Le soir même, Narcissa fit à Daisy et Andromeda le récit détaillé de sa rencontre avec Lucius Malefoy, en omettant volontairement le moment où il s'était moqué d'elle. L'histoire fit sensation auprès de sa sœur et de son amie d'enfance, qui étaient ravies d'entendre que Narcissa avait traité Hector Crabbe de bouledogue pré-pubère dans un couloir bondé d'élèves.

– Malefoy n'est sûrement pas habitué à ce genre de contre-attaque, supposa Daisy quand Narcissa eut terminé. Ça a dû lui faire tout drôle...

– Oui, il voulait sûrement te faire du charme pour te dissuader de raconter l'histoire à tout le monde, renchérit Andromeda.

Narcissa se surprit à espérer furtivement que ce changement d'attitude avait une autre explication, mais se laissa vite emporter par l'enthousiasme de Daisy et d'Andromeda.

– Au moins, il se souviendra de toi, conclut joyeusement Daisy.

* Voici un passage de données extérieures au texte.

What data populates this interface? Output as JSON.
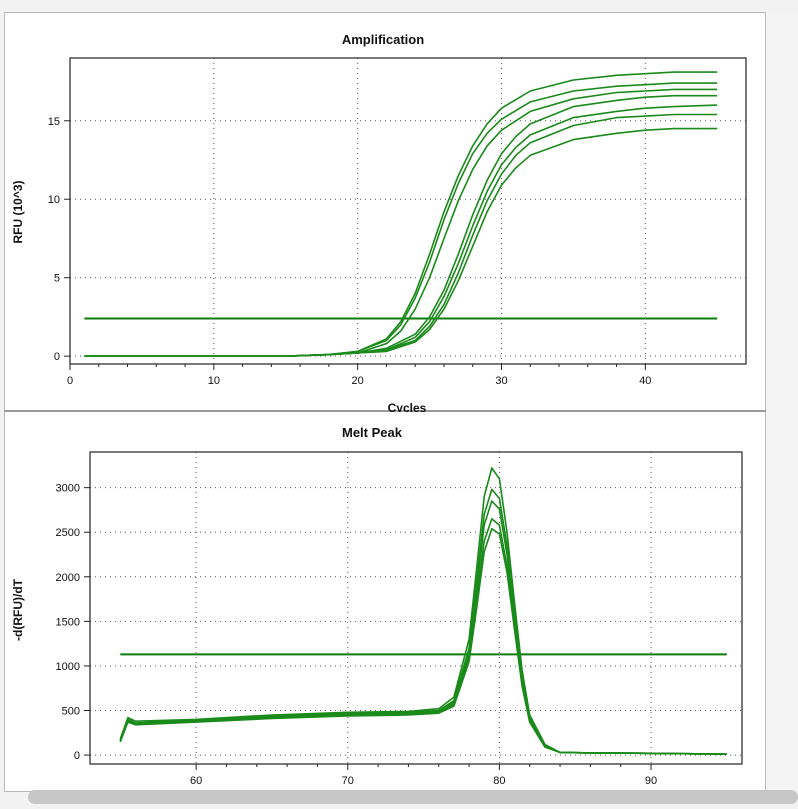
{
  "chart_data": [
    {
      "type": "line",
      "title": "Amplification",
      "xlabel": "Cycles",
      "ylabel": "RFU (10^3)",
      "xlim": [
        0,
        47
      ],
      "ylim": [
        -0.5,
        19
      ],
      "xticks": [
        0,
        10,
        20,
        30,
        40
      ],
      "yticks": [
        0,
        5,
        10,
        15
      ],
      "grid": true,
      "line_color": "#1a8a1a",
      "threshold": {
        "value": 2.4,
        "color": "#0a7a0a"
      },
      "series": [
        {
          "x": [
            1,
            5,
            10,
            15,
            18,
            20,
            22,
            23,
            24,
            25,
            26,
            27,
            28,
            29,
            30,
            32,
            35,
            38,
            40,
            42,
            45
          ],
          "values": [
            0,
            0,
            0,
            0,
            0.1,
            0.3,
            1.1,
            2.2,
            4.0,
            6.5,
            9.2,
            11.5,
            13.4,
            14.8,
            15.8,
            16.9,
            17.6,
            17.9,
            18.0,
            18.1,
            18.1
          ]
        },
        {
          "x": [
            1,
            5,
            10,
            15,
            18,
            20,
            22,
            23,
            24,
            25,
            26,
            27,
            28,
            29,
            30,
            32,
            35,
            38,
            40,
            42,
            45
          ],
          "values": [
            0,
            0,
            0,
            0,
            0.1,
            0.3,
            1.0,
            2.0,
            3.7,
            6.0,
            8.7,
            11.0,
            12.9,
            14.2,
            15.1,
            16.2,
            16.9,
            17.2,
            17.3,
            17.4,
            17.4
          ]
        },
        {
          "x": [
            1,
            5,
            10,
            15,
            18,
            20,
            22,
            23,
            24,
            25,
            26,
            27,
            28,
            29,
            30,
            32,
            35,
            38,
            40,
            42,
            45
          ],
          "values": [
            0,
            0,
            0,
            0,
            0.1,
            0.2,
            0.8,
            1.6,
            3.0,
            5.0,
            7.5,
            9.9,
            11.9,
            13.4,
            14.4,
            15.6,
            16.4,
            16.8,
            16.9,
            17.0,
            17.0
          ]
        },
        {
          "x": [
            1,
            5,
            10,
            15,
            18,
            20,
            22,
            24,
            25,
            26,
            27,
            28,
            29,
            30,
            31,
            32,
            35,
            38,
            40,
            42,
            45
          ],
          "values": [
            0,
            0,
            0,
            0,
            0.1,
            0.2,
            0.5,
            1.4,
            2.5,
            4.2,
            6.5,
            9.0,
            11.2,
            12.9,
            14.0,
            14.8,
            15.9,
            16.3,
            16.5,
            16.6,
            16.6
          ]
        },
        {
          "x": [
            1,
            5,
            10,
            15,
            18,
            20,
            22,
            24,
            25,
            26,
            27,
            28,
            29,
            30,
            31,
            32,
            35,
            38,
            40,
            42,
            45
          ],
          "values": [
            0,
            0,
            0,
            0,
            0.1,
            0.2,
            0.4,
            1.2,
            2.2,
            3.8,
            5.9,
            8.3,
            10.5,
            12.2,
            13.3,
            14.1,
            15.2,
            15.6,
            15.8,
            15.9,
            16.0
          ]
        },
        {
          "x": [
            1,
            5,
            10,
            15,
            18,
            20,
            22,
            24,
            25,
            26,
            27,
            28,
            29,
            30,
            31,
            32,
            35,
            38,
            40,
            42,
            45
          ],
          "values": [
            0,
            0,
            0,
            0,
            0.1,
            0.2,
            0.4,
            1.0,
            1.9,
            3.3,
            5.3,
            7.7,
            9.9,
            11.6,
            12.8,
            13.6,
            14.7,
            15.2,
            15.3,
            15.4,
            15.4
          ]
        },
        {
          "x": [
            1,
            5,
            10,
            15,
            18,
            20,
            22,
            24,
            25,
            26,
            27,
            28,
            29,
            30,
            31,
            32,
            35,
            38,
            40,
            42,
            45
          ],
          "values": [
            0,
            0,
            0,
            0,
            0.1,
            0.2,
            0.3,
            0.9,
            1.7,
            3.0,
            4.8,
            7.0,
            9.2,
            10.9,
            12.0,
            12.8,
            13.8,
            14.2,
            14.4,
            14.5,
            14.5
          ]
        }
      ]
    },
    {
      "type": "line",
      "title": "Melt Peak",
      "xlabel": "",
      "ylabel": "-d(RFU)/dT",
      "xlim": [
        53,
        96
      ],
      "ylim": [
        -100,
        3400
      ],
      "xticks": [
        60,
        70,
        80,
        90
      ],
      "yticks": [
        0,
        500,
        1000,
        1500,
        2000,
        2500,
        3000
      ],
      "grid": true,
      "line_color": "#1a8a1a",
      "threshold": {
        "value": 1130,
        "color": "#0a7a0a"
      },
      "series": [
        {
          "x": [
            55,
            55.5,
            56,
            58,
            60,
            65,
            70,
            74,
            76,
            77,
            78,
            78.5,
            79,
            79.5,
            80,
            80.5,
            81,
            81.5,
            82,
            83,
            84,
            86,
            90,
            95
          ],
          "values": [
            180,
            420,
            380,
            390,
            400,
            450,
            480,
            490,
            520,
            650,
            1300,
            2100,
            2900,
            3220,
            3100,
            2500,
            1700,
            950,
            450,
            120,
            30,
            25,
            20,
            10
          ]
        },
        {
          "x": [
            55,
            55.5,
            56,
            58,
            60,
            65,
            70,
            74,
            76,
            77,
            78,
            78.5,
            79,
            79.5,
            80,
            80.5,
            81,
            81.5,
            82,
            83,
            84,
            86,
            90,
            95
          ],
          "values": [
            170,
            400,
            360,
            380,
            395,
            440,
            470,
            480,
            500,
            610,
            1200,
            1950,
            2700,
            2980,
            2880,
            2350,
            1600,
            880,
            420,
            110,
            30,
            25,
            20,
            10
          ]
        },
        {
          "x": [
            55,
            55.5,
            56,
            58,
            60,
            65,
            70,
            74,
            76,
            77,
            78,
            78.5,
            79,
            79.5,
            80,
            80.5,
            81,
            81.5,
            82,
            83,
            84,
            86,
            90,
            95
          ],
          "values": [
            160,
            390,
            350,
            370,
            385,
            430,
            460,
            470,
            490,
            590,
            1150,
            1850,
            2580,
            2850,
            2760,
            2250,
            1530,
            840,
            400,
            100,
            30,
            25,
            20,
            10
          ]
        },
        {
          "x": [
            55,
            55.5,
            56,
            58,
            60,
            65,
            70,
            74,
            76,
            77,
            78,
            78.5,
            79,
            79.5,
            80,
            80.5,
            81,
            81.5,
            82,
            83,
            84,
            86,
            90,
            95
          ],
          "values": [
            150,
            380,
            345,
            360,
            380,
            420,
            450,
            460,
            480,
            570,
            1100,
            1750,
            2400,
            2650,
            2580,
            2120,
            1450,
            800,
            380,
            95,
            30,
            25,
            20,
            10
          ]
        },
        {
          "x": [
            55,
            55.5,
            56,
            58,
            60,
            65,
            70,
            74,
            76,
            77,
            78,
            78.5,
            79,
            79.5,
            80,
            80.5,
            81,
            81.5,
            82,
            83,
            84,
            86,
            90,
            95
          ],
          "values": [
            150,
            370,
            340,
            355,
            370,
            410,
            440,
            450,
            470,
            550,
            1050,
            1650,
            2280,
            2540,
            2480,
            2050,
            1400,
            770,
            370,
            90,
            30,
            25,
            20,
            10
          ]
        }
      ]
    }
  ]
}
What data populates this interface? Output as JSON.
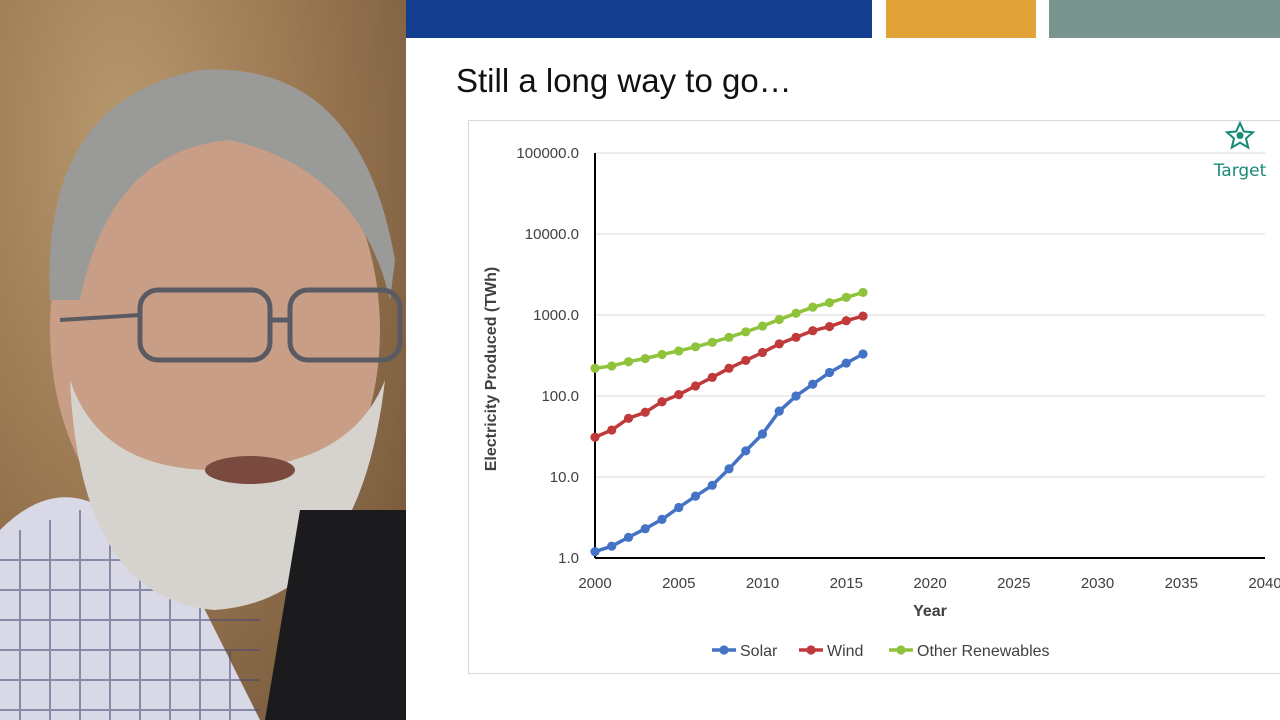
{
  "slide": {
    "title": "Still a long way to go…",
    "bar_colors": {
      "blue": "#133f8e",
      "orange": "#e1a337",
      "teal": "#7a958f"
    }
  },
  "target": {
    "label": "Target",
    "icon": "star-icon",
    "color": "#1a8a78"
  },
  "chart_data": {
    "type": "line",
    "title": "",
    "xlabel": "Year",
    "ylabel": "Electricity Produced (TWh)",
    "yscale": "log",
    "ylim": [
      1,
      100000
    ],
    "xlim": [
      2000,
      2040
    ],
    "x_ticks": [
      "2000",
      "2005",
      "2010",
      "2015",
      "2020",
      "2025",
      "2030",
      "2035",
      "2040"
    ],
    "y_ticks": [
      "1.0",
      "10.0",
      "100.0",
      "1000.0",
      "10000.0",
      "100000.0"
    ],
    "grid": true,
    "legend_position": "bottom",
    "x": [
      2000,
      2001,
      2002,
      2003,
      2004,
      2005,
      2006,
      2007,
      2008,
      2009,
      2010,
      2011,
      2012,
      2013,
      2014,
      2015,
      2016
    ],
    "series": [
      {
        "name": "Solar",
        "color": "#4472c4",
        "values": [
          1.2,
          1.4,
          1.8,
          2.3,
          3.0,
          4.2,
          5.8,
          7.9,
          12.6,
          21,
          34,
          65,
          100,
          140,
          195,
          255,
          330
        ]
      },
      {
        "name": "Wind",
        "color": "#c0393b",
        "values": [
          31,
          38,
          53,
          63,
          85,
          104,
          133,
          170,
          220,
          275,
          345,
          440,
          530,
          640,
          720,
          850,
          970
        ]
      },
      {
        "name": "Other Renewables",
        "color": "#8fc33b",
        "values": [
          220,
          235,
          265,
          290,
          325,
          360,
          405,
          460,
          530,
          620,
          730,
          880,
          1050,
          1250,
          1420,
          1650,
          1900
        ]
      }
    ]
  }
}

Et cette prédiction plut beaucoup à Narcissa – bien plus qu'elle ne voulait l'admettre.

Le lendemain soir, Andromeda vint voir sa petite sœur, de nouveau rayonnante.

– J'ai croisé Hector Crabbe, tout à l'heure, raconta Andromeda.

– Alors ?

– Quand il m'a vue, il s'est enfui en courant !

Narcissa rit joyeusement à l'idée d'avoir pu impressionner ce malotru.

– Tu es trop forte, la félicita Andromeda en l'embrassant sur la joue. Merci pour tout.

– Je t'en prie.

Narcissa essayait de rester modeste, mais en réalité, elle était extrêmement fière d'elle.